For efficiency, the Mongo documentation recommends that limit statements immediately follow sort statements, thus ending up with the somewhat nonsensical:
collection.find(f).sort(s).limit(l).skip(p)
I say this is somewhat nonsensical because it seems to say take the first l items, and then drop the first p of those l. Since p is usually larger than l, you'd think you'd end up with no results, but in practice you end up with l results.
Aggregation works more as you'd expect:
collection.aggregate({$unwind: u}, {$group: g},{$match: f}, {$sort: s}, {$limit: l}, {$skip: p})
returns 0 results if p>=l.
collection.aggregate({$unwind: u}, {$group: g}, {$match: f}, {$sort: s}, {$skip: p}, {$limit: l})
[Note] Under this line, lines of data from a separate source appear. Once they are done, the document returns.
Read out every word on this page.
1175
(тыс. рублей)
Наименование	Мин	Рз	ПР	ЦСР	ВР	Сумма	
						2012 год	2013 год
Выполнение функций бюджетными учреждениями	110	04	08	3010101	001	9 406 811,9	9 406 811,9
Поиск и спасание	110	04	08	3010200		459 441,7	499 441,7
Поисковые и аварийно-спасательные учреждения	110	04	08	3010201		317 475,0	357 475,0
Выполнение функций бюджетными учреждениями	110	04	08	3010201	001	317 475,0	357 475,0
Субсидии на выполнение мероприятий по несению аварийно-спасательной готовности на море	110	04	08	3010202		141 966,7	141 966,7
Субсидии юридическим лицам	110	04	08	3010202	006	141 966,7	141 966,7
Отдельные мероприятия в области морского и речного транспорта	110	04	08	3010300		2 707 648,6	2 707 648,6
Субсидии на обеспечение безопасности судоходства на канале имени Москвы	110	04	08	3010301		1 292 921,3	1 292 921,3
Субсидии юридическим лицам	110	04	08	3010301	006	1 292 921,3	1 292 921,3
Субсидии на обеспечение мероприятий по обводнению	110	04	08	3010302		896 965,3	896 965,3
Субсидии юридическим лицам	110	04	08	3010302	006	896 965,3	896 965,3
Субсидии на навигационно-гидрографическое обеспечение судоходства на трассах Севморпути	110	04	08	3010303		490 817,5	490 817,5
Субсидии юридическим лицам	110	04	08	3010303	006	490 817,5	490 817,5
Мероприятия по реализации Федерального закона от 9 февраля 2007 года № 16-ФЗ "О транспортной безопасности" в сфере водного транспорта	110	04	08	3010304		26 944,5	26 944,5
works, but the documentation seems to imply that this will fail if the match returns a result set that's larger than working memory. Is this true? If so, is there a better way to perform pagination on a result set returned through aggregation?
Source: the "Changed in version 2.4" comment at the end of this page: http://docs.mongodb.org/manual/reference/operator/aggregation/sort/
解决方案
In MongoDB cursor methods (i.e. when using find()) like limit, sort, skip can be applied in any order => order does not matter. A find() returns a cursor on which modifications applied. Sort is always done before limit, skip is done before limit as well. So in other words the order is: sort -> skip -> limit.
Aggregation framework does not return a DB cursor. Instead it returns a document with results of aggregation. It works by producing intermediate results at each step of the pipeline and thus the order of operations really matters.
I guess MongoDB does not support order for cursor modifier methods because of the way it's implemented internally.
You can't paginate on a result of aggregation framework because there is a single document with results only. You can still paginate on a regular query by using skip and limit, but a better practice would be to use a range query due to it's efficiency of using an index.
UPDATE:
Since v2.6 Mongo aggregation framework returns a cursor instead of a single document. Compare: v2.4 and v2.6.